Do the Vaccinated Now Make Up the Majority of COVID Deaths?

(Photo by Suzanne Kreiter/Boston Globe/ Getty Images.)

On November 23, the Washington Post published an analysis of the COVID-19 fatality numbers from August of this year, the month for which the most recent data is available. The study on which the article draws was conducted by Cynthia Cox, vice president at the Kaiser Family Foundation, and concludes that “fifty-eight percent of coronavirus deaths in August were people who were vaccinated or boosted.” This means that “for the first time, a majority of Americans dying from the coronavirus received at least the primary series of the vaccine.”  

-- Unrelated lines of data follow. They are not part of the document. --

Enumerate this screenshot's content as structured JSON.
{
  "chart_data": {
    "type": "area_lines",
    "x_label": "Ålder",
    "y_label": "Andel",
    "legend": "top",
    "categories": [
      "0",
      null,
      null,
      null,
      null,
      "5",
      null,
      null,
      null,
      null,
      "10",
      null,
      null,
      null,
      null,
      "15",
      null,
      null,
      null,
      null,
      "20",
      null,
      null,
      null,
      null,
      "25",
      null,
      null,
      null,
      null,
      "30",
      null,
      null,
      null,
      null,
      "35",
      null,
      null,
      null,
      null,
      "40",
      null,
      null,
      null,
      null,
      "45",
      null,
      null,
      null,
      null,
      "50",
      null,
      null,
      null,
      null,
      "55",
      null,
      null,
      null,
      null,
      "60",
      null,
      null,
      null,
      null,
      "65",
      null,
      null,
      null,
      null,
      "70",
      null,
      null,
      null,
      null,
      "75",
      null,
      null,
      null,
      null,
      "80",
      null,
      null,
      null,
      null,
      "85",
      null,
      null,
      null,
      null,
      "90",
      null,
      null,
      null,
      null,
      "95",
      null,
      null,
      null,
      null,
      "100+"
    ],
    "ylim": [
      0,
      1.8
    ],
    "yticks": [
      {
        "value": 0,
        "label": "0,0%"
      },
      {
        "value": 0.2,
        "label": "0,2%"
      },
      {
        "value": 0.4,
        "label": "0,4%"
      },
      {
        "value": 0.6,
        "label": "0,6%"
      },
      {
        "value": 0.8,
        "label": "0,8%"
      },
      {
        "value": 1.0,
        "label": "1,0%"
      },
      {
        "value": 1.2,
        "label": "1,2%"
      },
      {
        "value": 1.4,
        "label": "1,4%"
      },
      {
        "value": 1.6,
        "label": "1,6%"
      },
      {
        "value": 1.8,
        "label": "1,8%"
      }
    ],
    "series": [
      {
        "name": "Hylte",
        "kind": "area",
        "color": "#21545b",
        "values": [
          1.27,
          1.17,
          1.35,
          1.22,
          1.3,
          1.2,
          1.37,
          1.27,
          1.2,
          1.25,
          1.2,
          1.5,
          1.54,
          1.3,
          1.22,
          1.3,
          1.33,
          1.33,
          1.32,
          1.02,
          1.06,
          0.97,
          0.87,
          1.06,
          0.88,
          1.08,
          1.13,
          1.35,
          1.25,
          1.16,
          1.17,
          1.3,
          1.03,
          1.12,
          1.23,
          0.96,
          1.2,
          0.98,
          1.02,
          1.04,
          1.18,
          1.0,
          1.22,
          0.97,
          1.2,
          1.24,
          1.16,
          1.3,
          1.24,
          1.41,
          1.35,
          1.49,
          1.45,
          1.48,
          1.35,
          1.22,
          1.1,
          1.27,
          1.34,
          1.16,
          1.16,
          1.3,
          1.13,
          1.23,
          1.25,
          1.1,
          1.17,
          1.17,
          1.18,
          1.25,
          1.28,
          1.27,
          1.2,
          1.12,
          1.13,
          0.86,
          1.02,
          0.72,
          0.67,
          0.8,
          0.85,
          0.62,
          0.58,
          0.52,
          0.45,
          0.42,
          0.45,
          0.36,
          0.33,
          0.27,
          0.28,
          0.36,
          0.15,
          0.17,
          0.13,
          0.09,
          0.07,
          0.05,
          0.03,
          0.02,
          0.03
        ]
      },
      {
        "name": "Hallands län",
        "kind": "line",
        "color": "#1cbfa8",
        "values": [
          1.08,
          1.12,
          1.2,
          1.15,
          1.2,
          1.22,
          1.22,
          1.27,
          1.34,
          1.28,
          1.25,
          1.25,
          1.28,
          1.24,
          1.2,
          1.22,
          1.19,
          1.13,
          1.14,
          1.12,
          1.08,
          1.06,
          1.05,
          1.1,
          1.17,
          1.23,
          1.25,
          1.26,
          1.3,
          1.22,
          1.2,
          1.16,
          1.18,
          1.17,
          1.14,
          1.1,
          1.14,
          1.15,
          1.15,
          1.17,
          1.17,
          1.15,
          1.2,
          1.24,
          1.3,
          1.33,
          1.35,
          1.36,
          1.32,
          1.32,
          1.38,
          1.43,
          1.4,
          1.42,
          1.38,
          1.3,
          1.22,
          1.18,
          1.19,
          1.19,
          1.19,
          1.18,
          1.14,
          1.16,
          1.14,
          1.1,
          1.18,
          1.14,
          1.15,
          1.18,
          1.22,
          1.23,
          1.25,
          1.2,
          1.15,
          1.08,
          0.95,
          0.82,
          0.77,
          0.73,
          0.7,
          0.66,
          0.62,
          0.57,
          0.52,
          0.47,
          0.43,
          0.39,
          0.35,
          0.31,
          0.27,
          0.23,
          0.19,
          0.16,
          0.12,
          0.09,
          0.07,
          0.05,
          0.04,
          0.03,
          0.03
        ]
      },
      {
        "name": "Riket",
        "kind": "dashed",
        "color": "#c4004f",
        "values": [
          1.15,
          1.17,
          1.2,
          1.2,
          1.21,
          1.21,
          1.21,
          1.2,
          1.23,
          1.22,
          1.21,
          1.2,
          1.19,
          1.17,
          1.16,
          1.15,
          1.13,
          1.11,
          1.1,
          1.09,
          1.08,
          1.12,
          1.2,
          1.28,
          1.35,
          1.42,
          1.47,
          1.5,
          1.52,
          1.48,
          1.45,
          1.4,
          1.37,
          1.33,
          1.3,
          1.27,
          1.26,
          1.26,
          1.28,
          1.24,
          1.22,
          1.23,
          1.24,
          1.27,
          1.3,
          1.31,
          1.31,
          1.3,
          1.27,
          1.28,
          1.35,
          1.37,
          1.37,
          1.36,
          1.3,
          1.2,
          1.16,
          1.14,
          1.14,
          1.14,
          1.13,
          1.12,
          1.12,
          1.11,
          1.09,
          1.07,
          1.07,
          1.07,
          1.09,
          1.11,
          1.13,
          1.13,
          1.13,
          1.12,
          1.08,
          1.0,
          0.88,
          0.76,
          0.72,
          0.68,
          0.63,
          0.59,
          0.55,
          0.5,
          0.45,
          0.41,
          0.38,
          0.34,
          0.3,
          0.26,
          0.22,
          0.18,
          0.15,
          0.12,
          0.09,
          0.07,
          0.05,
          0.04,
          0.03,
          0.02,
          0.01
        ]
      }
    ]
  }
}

The fact that the vaccinated now make up a majority of COVID-19 fatalities in the U.S. has been taken or used by some to suggest that the vaccines are either impotent against the virus or actively dangerous in themselves. These claims are false

Commenting on the Post article, one blogger writing under the pseudonym “Techno Fog” concludes that “this is what happens when you rush ineffective and dangerous vaccines.” However, the data in question do not in any way lend credence to the notion that the four vaccines authorized for use in the U.S. are either impotent or dangerous. On November 30 the same Cynthia Cox who conducted the study presented in the Washington Post co-authored a piece with three of her colleagues from the Kaiser Family Foundation addressing the rise in deaths among the vaccinated. The authors explain that:

During the early rollout of vaccines, vaccinated people represented a small share of total deaths, but experts warned that the share would likely rise simply because vaccinated people were representing a growing share of the population. In other words, if 100% of people in the U.S. were vaccinated, vaccinated people would represent 100% of COVID-19 deaths. Similarly, as the share of the population with a booster rose somewhat during 2022, the share of deaths among boosted people also rose. COVID-19 vaccines are very effective at preventing severe illness and death, but they are not perfect, so deaths among vaccinated people will still occur.

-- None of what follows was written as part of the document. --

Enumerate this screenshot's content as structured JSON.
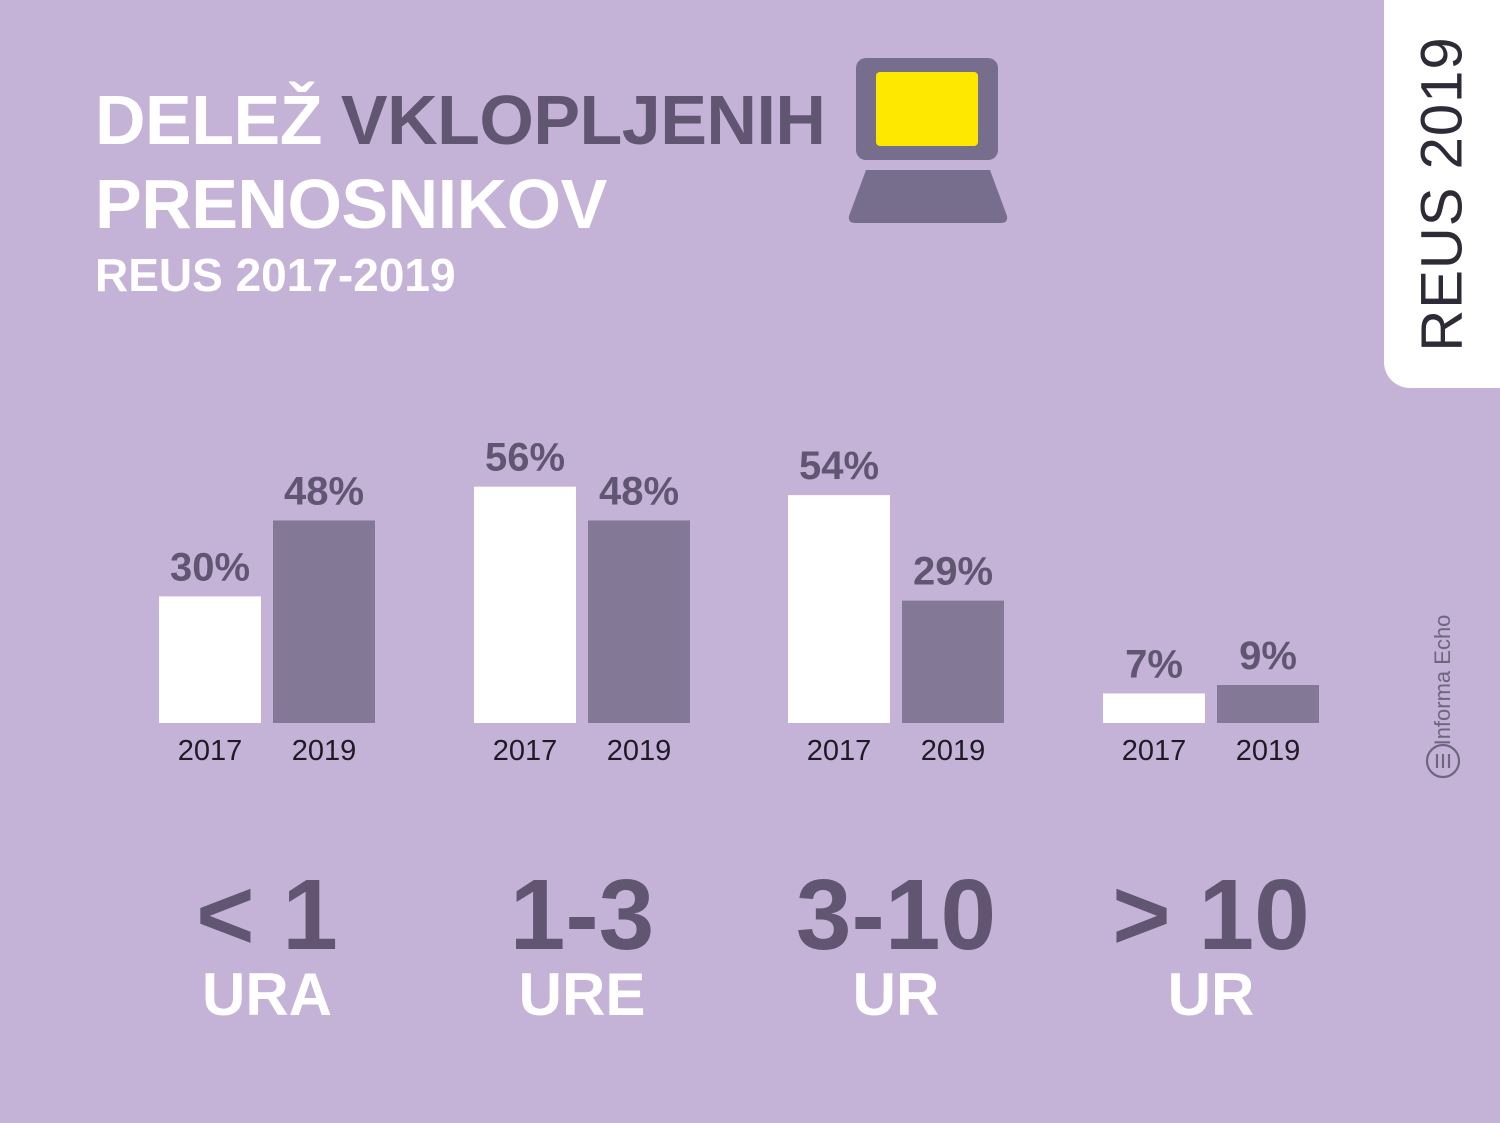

In a nutshell, the increased number of vaccinated dead is a straightforward consequence of the increased number of vaccinated Americans in toto. The authors go on to note that 79 percent of American adults have at least the primary series of COVID-19 vaccine and that “vaccinated and boosted people are, on average, older and more likely to have underlying health conditions that put them at risk for severe COVID-19 outcomes.” Cox also pointed out that “when CDC adjusts for some of these factors (age and population size), we still see that unvaccinated people are at much greater risk of death and other severe outcomes than people the same age who have stayed up-to-date on boosters.”

This is not the whole picture, however. The authors note that during the past year “vaccination rates have grown only slightly” while “the share of people dying who were vaccinated has risen more steeply.” The reigning theory as to why this might be the case points to the waning efficacy of the vaccine over time and the need for booster doses to sustain a robust immunity.